Todos los días, en algún momento de su jornada laboral, el abogado Fernando Zegarra recibía el mismo mensaje: “Hola, papi. No te olvides de traerme mis stickers”. Era la década de los noventa y los celulares aún no se popularizaban en Lima. Zegarra recibía el recordatorio en su beeper. De lunes a viernes, Mariana, su hija que en ese entonces tenía diez años, llamaba a una operadora y le dictaba el mensaje que le urgía decirle a papá. “Siempre le pedía mis stickers de Barbie o de cualquier otro dibujito. Ahora me imagino a mi papá caminando desde su trabajo hasta la librería Minerva, la única que vendía los stickers que me gustaban”, recuerda Mariana.

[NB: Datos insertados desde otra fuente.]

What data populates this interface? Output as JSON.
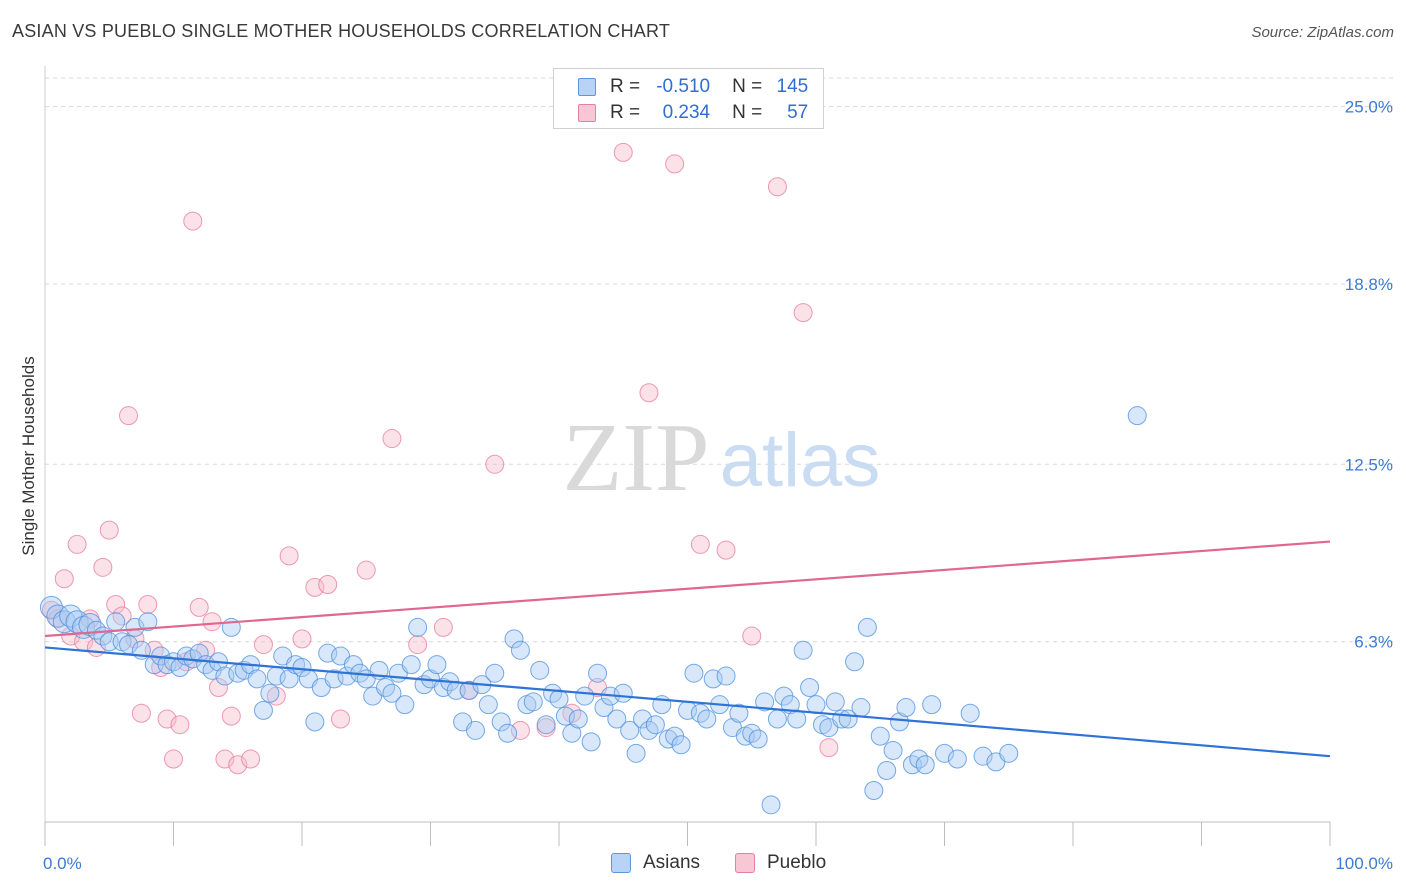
{
  "header": {
    "title": "ASIAN VS PUEBLO SINGLE MOTHER HOUSEHOLDS CORRELATION CHART",
    "source": "Source: ZipAtlas.com"
  },
  "watermark": {
    "zip": "ZIP",
    "atlas": "atlas"
  },
  "colors": {
    "asian": "#4a8fe0",
    "asian_fill": "#a9c9f2",
    "pueblo": "#e8799c",
    "pueblo_fill": "#f6bccd",
    "asian_line": "#2e73d6",
    "pueblo_line": "#e06890",
    "tick_text": "#3a7bd5",
    "grid": "#d8d8d8"
  },
  "legend": {
    "rows": [
      {
        "r_label": "R =",
        "r_value": "-0.510",
        "n_label": "N =",
        "n_value": "145"
      },
      {
        "r_label": "R =",
        "r_value": "0.234",
        "n_label": "N =",
        "n_value": "57"
      }
    ]
  },
  "bottom_legend": {
    "asian": "Asians",
    "pueblo": "Pueblo"
  },
  "chart_data": {
    "type": "scatter",
    "title": "ASIAN VS PUEBLO SINGLE MOTHER HOUSEHOLDS CORRELATION CHART",
    "xlabel": "",
    "ylabel": "Single Mother Households",
    "xlim": [
      0,
      100
    ],
    "ylim": [
      0,
      26.0
    ],
    "x_tick_labels": [
      "0.0%",
      "100.0%"
    ],
    "y_ticks": [
      6.3,
      12.5,
      18.8,
      25.0
    ],
    "y_tick_labels": [
      "6.3%",
      "12.5%",
      "18.8%",
      "25.0%"
    ],
    "grid": true,
    "legend_position": "top-center",
    "series": [
      {
        "name": "Asians",
        "r": -0.51,
        "n": 145,
        "trend": {
          "x": [
            0,
            100
          ],
          "y": [
            6.1,
            2.3
          ]
        },
        "points": [
          [
            0.5,
            7.5
          ],
          [
            1.0,
            7.2
          ],
          [
            1.5,
            7.0
          ],
          [
            2.0,
            7.2
          ],
          [
            2.5,
            7.0
          ],
          [
            3.0,
            6.8
          ],
          [
            3.5,
            6.9
          ],
          [
            4.0,
            6.7
          ],
          [
            4.5,
            6.5
          ],
          [
            5.0,
            6.3
          ],
          [
            5.5,
            7.0
          ],
          [
            6.0,
            6.3
          ],
          [
            6.5,
            6.2
          ],
          [
            7.0,
            6.8
          ],
          [
            7.5,
            6.0
          ],
          [
            8.0,
            7.0
          ],
          [
            8.5,
            5.5
          ],
          [
            9.0,
            5.8
          ],
          [
            9.5,
            5.5
          ],
          [
            10.0,
            5.6
          ],
          [
            10.5,
            5.4
          ],
          [
            11.0,
            5.8
          ],
          [
            11.5,
            5.7
          ],
          [
            12.0,
            5.9
          ],
          [
            12.5,
            5.5
          ],
          [
            13.0,
            5.3
          ],
          [
            13.5,
            5.6
          ],
          [
            14.0,
            5.1
          ],
          [
            14.5,
            6.8
          ],
          [
            15.0,
            5.2
          ],
          [
            15.5,
            5.3
          ],
          [
            16.0,
            5.5
          ],
          [
            16.5,
            5.0
          ],
          [
            17.0,
            3.9
          ],
          [
            17.5,
            4.5
          ],
          [
            18.0,
            5.1
          ],
          [
            18.5,
            5.8
          ],
          [
            19.0,
            5.0
          ],
          [
            19.5,
            5.5
          ],
          [
            20.0,
            5.4
          ],
          [
            20.5,
            5.0
          ],
          [
            21.0,
            3.5
          ],
          [
            21.5,
            4.7
          ],
          [
            22.0,
            5.9
          ],
          [
            22.5,
            5.0
          ],
          [
            23.0,
            5.8
          ],
          [
            23.5,
            5.1
          ],
          [
            24.0,
            5.5
          ],
          [
            24.5,
            5.2
          ],
          [
            25.0,
            5.0
          ],
          [
            25.5,
            4.4
          ],
          [
            26.0,
            5.3
          ],
          [
            26.5,
            4.7
          ],
          [
            27.0,
            4.5
          ],
          [
            27.5,
            5.2
          ],
          [
            28.0,
            4.1
          ],
          [
            28.5,
            5.5
          ],
          [
            29.0,
            6.8
          ],
          [
            29.5,
            4.8
          ],
          [
            30.0,
            5.0
          ],
          [
            30.5,
            5.5
          ],
          [
            31.0,
            4.7
          ],
          [
            31.5,
            4.9
          ],
          [
            32.0,
            4.6
          ],
          [
            32.5,
            3.5
          ],
          [
            33.0,
            4.6
          ],
          [
            33.5,
            3.2
          ],
          [
            34.0,
            4.8
          ],
          [
            34.5,
            4.1
          ],
          [
            35.0,
            5.2
          ],
          [
            35.5,
            3.5
          ],
          [
            36.0,
            3.1
          ],
          [
            36.5,
            6.4
          ],
          [
            37.0,
            6.0
          ],
          [
            37.5,
            4.1
          ],
          [
            38.0,
            4.2
          ],
          [
            38.5,
            5.3
          ],
          [
            39.0,
            3.4
          ],
          [
            39.5,
            4.5
          ],
          [
            40.0,
            4.3
          ],
          [
            40.5,
            3.7
          ],
          [
            41.0,
            3.1
          ],
          [
            41.5,
            3.6
          ],
          [
            42.0,
            4.4
          ],
          [
            42.5,
            2.8
          ],
          [
            43.0,
            5.2
          ],
          [
            43.5,
            4.0
          ],
          [
            44.0,
            4.4
          ],
          [
            44.5,
            3.6
          ],
          [
            45.0,
            4.5
          ],
          [
            45.5,
            3.2
          ],
          [
            46.0,
            2.4
          ],
          [
            46.5,
            3.6
          ],
          [
            47.0,
            3.2
          ],
          [
            47.5,
            3.4
          ],
          [
            48.0,
            4.1
          ],
          [
            48.5,
            2.9
          ],
          [
            49.0,
            3.0
          ],
          [
            49.5,
            2.7
          ],
          [
            50.0,
            3.9
          ],
          [
            50.5,
            5.2
          ],
          [
            51.0,
            3.8
          ],
          [
            51.5,
            3.6
          ],
          [
            52.0,
            5.0
          ],
          [
            52.5,
            4.1
          ],
          [
            53.0,
            5.1
          ],
          [
            53.5,
            3.3
          ],
          [
            54.0,
            3.8
          ],
          [
            54.5,
            3.0
          ],
          [
            55.0,
            3.1
          ],
          [
            55.5,
            2.9
          ],
          [
            56.0,
            4.2
          ],
          [
            56.5,
            0.6
          ],
          [
            57.0,
            3.6
          ],
          [
            57.5,
            4.4
          ],
          [
            58.0,
            4.1
          ],
          [
            58.5,
            3.6
          ],
          [
            59.0,
            6.0
          ],
          [
            59.5,
            4.7
          ],
          [
            60.0,
            4.1
          ],
          [
            60.5,
            3.4
          ],
          [
            61.0,
            3.3
          ],
          [
            61.5,
            4.2
          ],
          [
            62.0,
            3.6
          ],
          [
            62.5,
            3.6
          ],
          [
            63.0,
            5.6
          ],
          [
            63.5,
            4.0
          ],
          [
            64.0,
            6.8
          ],
          [
            64.5,
            1.1
          ],
          [
            65.0,
            3.0
          ],
          [
            65.5,
            1.8
          ],
          [
            66.0,
            2.5
          ],
          [
            66.5,
            3.5
          ],
          [
            67.0,
            4.0
          ],
          [
            67.5,
            2.0
          ],
          [
            68.0,
            2.2
          ],
          [
            68.5,
            2.0
          ],
          [
            69.0,
            4.1
          ],
          [
            70.0,
            2.4
          ],
          [
            71.0,
            2.2
          ],
          [
            72.0,
            3.8
          ],
          [
            73.0,
            2.3
          ],
          [
            74.0,
            2.1
          ],
          [
            75.0,
            2.4
          ],
          [
            85.0,
            14.2
          ]
        ]
      },
      {
        "name": "Pueblo",
        "r": 0.234,
        "n": 57,
        "trend": {
          "x": [
            0,
            100
          ],
          "y": [
            6.5,
            9.8
          ]
        },
        "points": [
          [
            0.5,
            7.4
          ],
          [
            1.0,
            7.1
          ],
          [
            1.5,
            8.5
          ],
          [
            2.0,
            6.5
          ],
          [
            2.5,
            9.7
          ],
          [
            3.0,
            6.3
          ],
          [
            3.5,
            7.1
          ],
          [
            4.0,
            6.1
          ],
          [
            4.5,
            8.9
          ],
          [
            5.0,
            10.2
          ],
          [
            5.5,
            7.6
          ],
          [
            6.0,
            7.2
          ],
          [
            6.5,
            14.2
          ],
          [
            7.0,
            6.4
          ],
          [
            7.5,
            3.8
          ],
          [
            8.0,
            7.6
          ],
          [
            8.5,
            6.0
          ],
          [
            9.0,
            5.4
          ],
          [
            9.5,
            3.6
          ],
          [
            10.0,
            2.2
          ],
          [
            10.5,
            3.4
          ],
          [
            11.0,
            5.6
          ],
          [
            11.5,
            21.0
          ],
          [
            12.0,
            7.5
          ],
          [
            12.5,
            6.0
          ],
          [
            13.0,
            7.0
          ],
          [
            13.5,
            4.7
          ],
          [
            14.0,
            2.2
          ],
          [
            14.5,
            3.7
          ],
          [
            15.0,
            2.0
          ],
          [
            16.0,
            2.2
          ],
          [
            17.0,
            6.2
          ],
          [
            18.0,
            4.4
          ],
          [
            19.0,
            9.3
          ],
          [
            20.0,
            6.4
          ],
          [
            21.0,
            8.2
          ],
          [
            22.0,
            8.3
          ],
          [
            23.0,
            3.6
          ],
          [
            25.0,
            8.8
          ],
          [
            27.0,
            13.4
          ],
          [
            29.0,
            6.2
          ],
          [
            31.0,
            6.8
          ],
          [
            33.0,
            4.6
          ],
          [
            35.0,
            12.5
          ],
          [
            37.0,
            3.2
          ],
          [
            39.0,
            3.3
          ],
          [
            41.0,
            3.8
          ],
          [
            43.0,
            4.7
          ],
          [
            45.0,
            23.4
          ],
          [
            47.0,
            15.0
          ],
          [
            49.0,
            23.0
          ],
          [
            51.0,
            9.7
          ],
          [
            53.0,
            9.5
          ],
          [
            55.0,
            6.5
          ],
          [
            57.0,
            22.2
          ],
          [
            59.0,
            17.8
          ],
          [
            61.0,
            2.6
          ]
        ]
      }
    ]
  }
}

Como abogado, Zegarra era inquebrantable. Nada lo podía convencer para torcer la ley. Sin embargo, su firmeza tambaleaba frente al cariño de sus tres hijos. Ellos lo recuerdan como un padre que siempre estuvo al pendiente. Y Mariana, la única niña de la familia, como un adulto cómplice de todos sus deseos. Era él quien la recogía ni bien ella estornudaba o le dolía el estómago en la escuela, quien la llevaba a alquilar películas a Blockbuster con sus amigas y le compraba todas las golosinas que le pedía en la bodega. Esta disposición para atender a sus hijos no terminó cuando ellos dejaron de ser niños. Si a alguno se le quedaba las llaves dentro del carro, él no dudaba en manejar hasta donde estuviese para auxiliarlo. A veces sus pedidos llegaban cuando Zegarra ya estaba en pijama. “Uy, hoy sí que estoy cansado”, admitía a su esposa y compañera de más de cuatro décadas. “Diles que no puedes”, le respondía comprensivamente ella. Pero eso para Zegarra era imposible.
Unos años antes de la pandemia, él y su familia viajaron a las playas del norte del país. Después de uno de esos días bajo el sol, cuando todos estaban en el carro de regreso a Lima, su yerno, el esposo de Mariana, se dio cuenta de que se le había caído su cadena de oro en la playa. Zegarra dio la vuelta con el carro y todos bajaron a buscar la cadenita extraviada. De pronto, alguien la encontró entre la arena. El suegro, a lo lejos, mientras hacía su propia búsqueda en la orilla, levantó lo brazos, gritó “bien” y dio un salto. Mariana dice recordar con claridad ese saltito de su padre. Un acto espontaneo que evidenció la alegría más honesta de toda su vida: ayudar a su familia bajo cualquier circunstancia.